Closed canopy or cluster trees exhibited a substantially higher transpiration rate and were more responsive to climate changes than single trees. This information has far-reaching ramifications for the future.

“This work explores how trees function in different urban contexts, say street trees vs. a forest patch, where their environments are very different than non-urban trees,” explains Pavao-Zuckerman.

“Cities can be hotter and drier for example. Our data can help make tree crediting policies better reflect the actual benefits of trees in urban landscapes because they interact with water and their environment differently in cities than they do outside cities. Our next step is to take this data set on how each tree functions and scale it up to see how an entire stand or patch of trees mitigates storm-water flows.”

Some people think of trees as having the same characteristics no matter where they grow, but thanks to Pavao-research, Zuckerman’s we now know that the same tree species can help mitigate storm-water in cities, which affects flooding and water quality, which are becoming increasingly important public-facing issues.

“This work emphasizes the importance of thinking about cities as not a homogenous thing that we’re trying to manage, but that environmental outcomes and benefits are going to vary within a city,” says Pavao-Zuckerman.

“A tree along a street isn’t the same as a tree in a patch or woodlot. Considering this variability is important in our future research we are now modeling how these different settings may mitigate runoff from different sized rain storms for example.”

These findings, according to Pavao-Zuckerman, can be useful guides for those controlling urban stormwater runoff. And that the current technique of depending on data collected in non-urban areas should be abandoned.

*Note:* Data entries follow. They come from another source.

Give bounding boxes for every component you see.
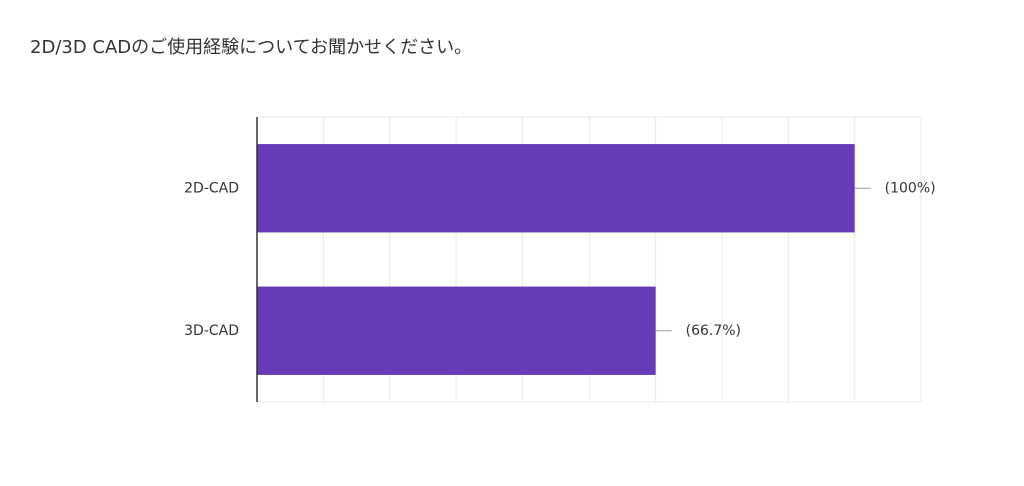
y-tick-label: 2D-CAD	[184, 180, 239, 196]
bar	[257, 144, 855, 233]
bar	[257, 286, 656, 375]
chart-title: 2D/3D CADのご使用経験についてお聞かせください。	[30, 37, 472, 58]
value-label: (66.7%)	[686, 323, 741, 339]
y-tick-label: 3D-CAD	[184, 323, 239, 339]
value-label: (100%)	[885, 180, 936, 196]
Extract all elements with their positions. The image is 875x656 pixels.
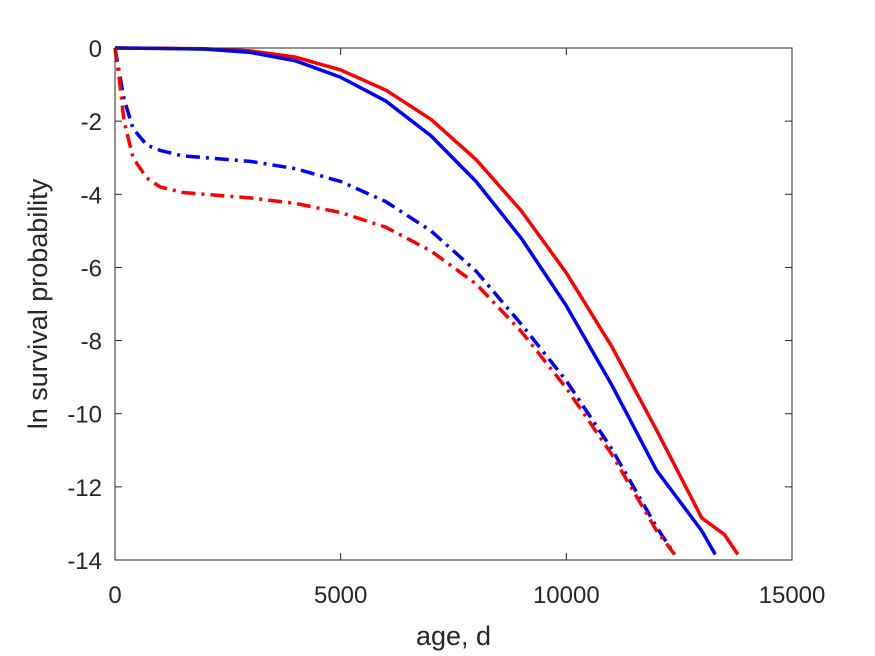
x-tick-label: 10000 <box>533 582 600 609</box>
x-tick-label: 5000 <box>314 582 367 609</box>
tick-layer: 0 5000 10000 15000 0 -2 -4 -6 -8 -10 -12 -14 <box>67 36 825 609</box>
series-layer <box>113 46 740 556</box>
x-tick-label: 15000 <box>759 582 826 609</box>
y-tick-label: -12 <box>67 475 102 502</box>
x-axis-label: age, d <box>416 621 491 651</box>
y-tick-label: -4 <box>81 182 102 209</box>
y-tick-label: -14 <box>67 548 102 575</box>
y-tick-label: 0 <box>89 36 102 63</box>
y-tick-label: -6 <box>81 255 102 282</box>
y-tick-label: -8 <box>81 329 102 356</box>
plot-area <box>115 48 792 560</box>
plot-frame <box>114 47 793 561</box>
x-tick-label: 0 <box>108 582 121 609</box>
y-axis-label: ln survival probability <box>23 178 53 429</box>
y-tick-label: -10 <box>67 402 102 429</box>
y-tick-label: -2 <box>81 109 102 136</box>
series-line-2 <box>114 46 717 556</box>
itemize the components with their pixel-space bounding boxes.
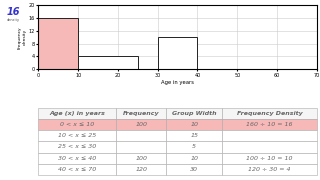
Text: density: density (7, 18, 20, 22)
Y-axis label: Frequency
density: Frequency density (18, 26, 27, 49)
Bar (158, 37, 197, 69)
Text: 16: 16 (7, 7, 20, 17)
Bar (78, 57, 138, 69)
Bar (38, 18, 78, 69)
X-axis label: Age in years: Age in years (161, 80, 194, 85)
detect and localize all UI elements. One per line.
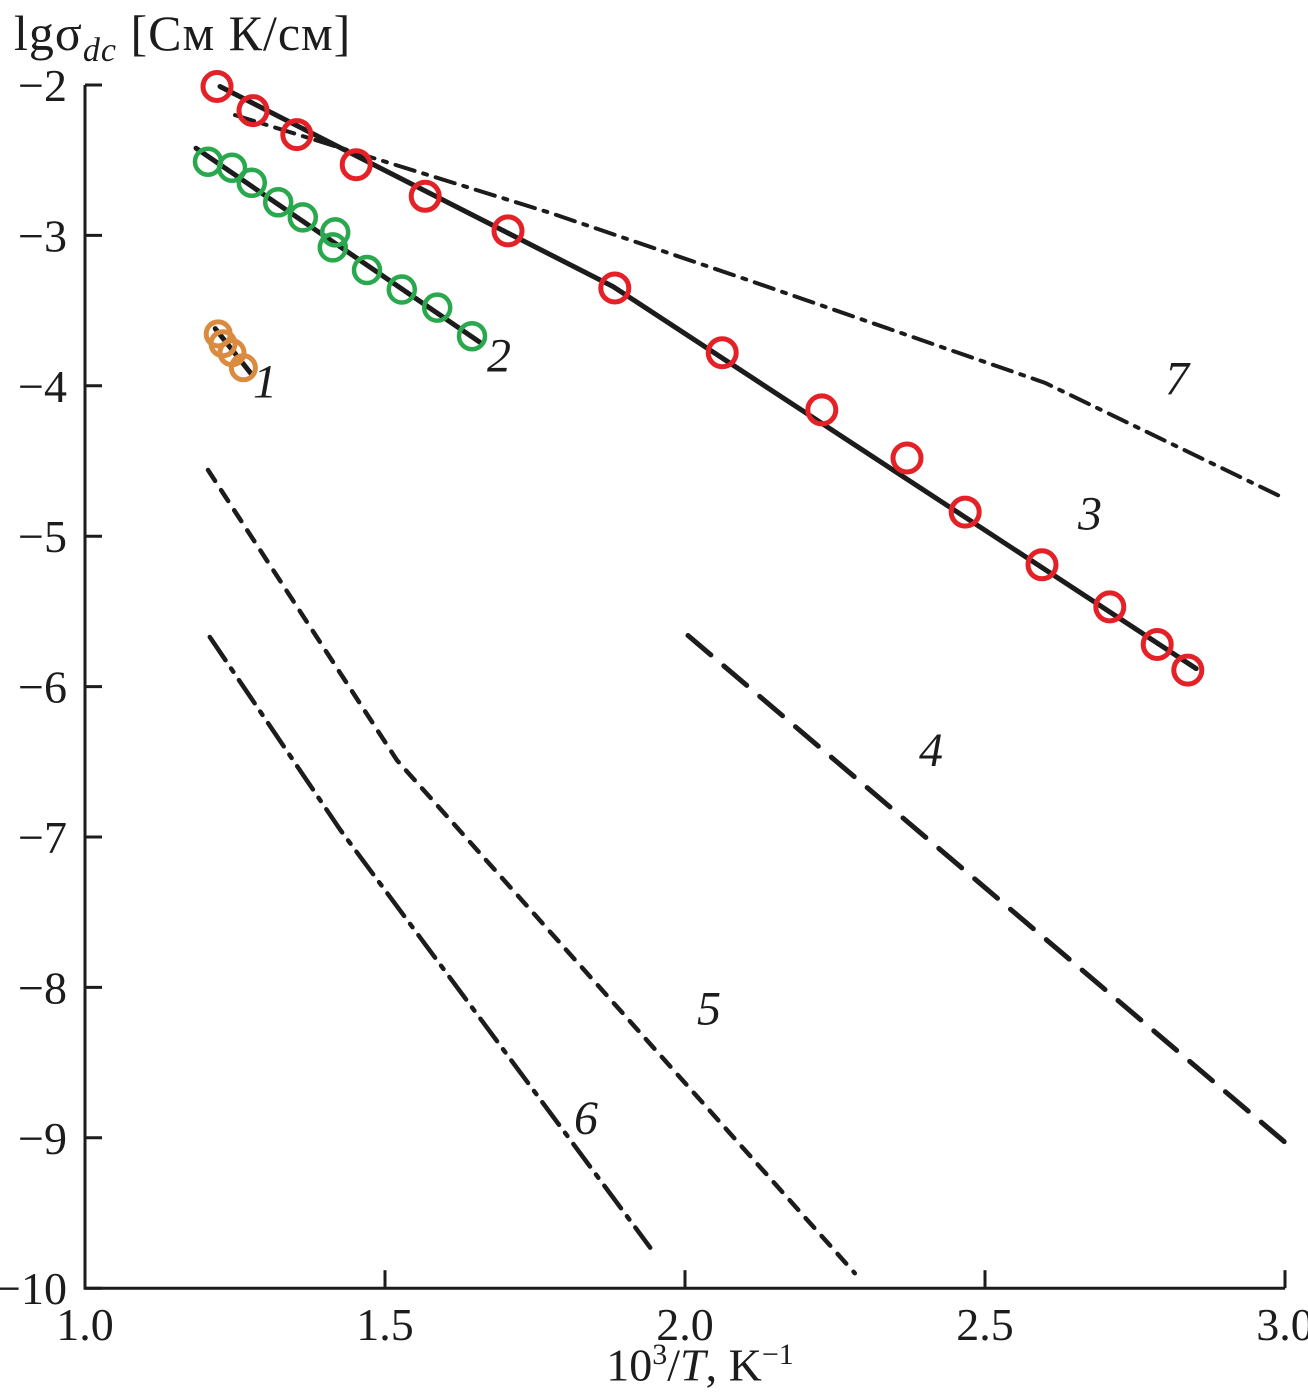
series-3-point [805,393,839,427]
series-3-point [491,214,525,248]
series-3-point [598,271,632,305]
y-tick-label: −3 [18,210,67,261]
y-tick-label: −9 [18,1113,67,1164]
x-tick-label: 2.5 [956,1299,1014,1350]
x-title-T: T [680,1339,706,1391]
series-3-point [1025,548,1059,582]
curve-label-1: 1 [253,355,277,408]
axis-spines [83,85,1285,1290]
curve-label-6: 6 [574,1092,598,1145]
x-tick-label: 1.5 [356,1299,414,1350]
y-title-units: [См К/см] [116,5,352,61]
curve-label-2: 2 [487,330,511,383]
series-2-point [319,217,351,248]
y-tick-label: −8 [18,962,67,1013]
series-2-point [317,232,349,263]
ref-line-5 [205,467,858,1276]
series-3-point [705,336,739,370]
series-3-point [408,179,442,213]
y-tick-label: −5 [18,511,67,562]
y-title-subscript: dc [82,32,117,69]
series-2-point [287,202,319,233]
series-3-point [1140,628,1174,661]
series-3-point [890,441,924,475]
y-tick-label: −2 [18,60,67,111]
x-title-exponent-2: −1 [761,1338,794,1371]
x-title-base: 10 [606,1339,653,1391]
y-tick-label: −10 [0,1263,67,1314]
series-3-point [200,70,234,103]
y-tick-label: −4 [18,361,67,412]
series-2-point [456,320,488,352]
y-title-lg: lg [14,5,55,61]
x-tick-label: 1.0 [56,1299,114,1350]
x-tick-label: 2.0 [656,1299,714,1350]
series-3-point [1171,653,1205,687]
series-2-point [262,187,294,218]
series-2-point [236,167,268,199]
ref-line-4 [685,633,1288,1145]
y-tick-label: −7 [18,812,67,863]
x-tick-label: 3.0 [1256,1299,1308,1350]
sigma-symbol: σ [54,5,83,61]
x-title-exponent: 3 [652,1338,668,1371]
ref-line-7 [233,113,1287,501]
curve-label-7: 7 [1165,352,1191,405]
series-3-point [1093,590,1127,624]
curve-label-5: 5 [697,982,721,1035]
ref-line-6 [207,634,653,1250]
x-title-rest: , K [705,1339,762,1391]
curve-label-3: 3 [1077,488,1102,541]
curve-label-4: 4 [919,724,943,777]
y-axis-title: lgσdc [См К/см] [14,4,351,70]
y-tick-label: −6 [18,662,67,713]
x-title-slash: / [667,1339,681,1391]
series-3-point [339,148,373,182]
series-1-point [208,329,238,359]
x-axis-title: 103/T, K−1 [560,1338,840,1391]
series-2-point [421,292,453,323]
series-2-point [386,274,418,305]
series-2-point [216,152,248,183]
series-3-point [948,495,982,529]
series-2-point [351,254,383,286]
series-1-point [228,353,258,383]
series-3-point [236,94,270,128]
series-3-point [280,118,314,152]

Urban trees may now be better integrated into storm-water green infrastructure networks by practitioners. These findings suggest that data generated from urban environments, rather than non-urban sites, should be used to develop strategies for using urban trees and forests to reduce urban storm-water runoff.

The Chesapeake Bay Trust’s Pooled Monitoring Initiative, which funded this project, encourages research into crucial restoration concerns like this one to help guide future restoration efforts.

“The importance of trees to clean water, clean air, and provide shade resonates now more than ever as we look for ways to reduce urban heat islands, clean stormwater before it enters streams, and provide habitat for our wildlife,” said Jana Davis, Executive Director of the Chesapeake Bay Trust.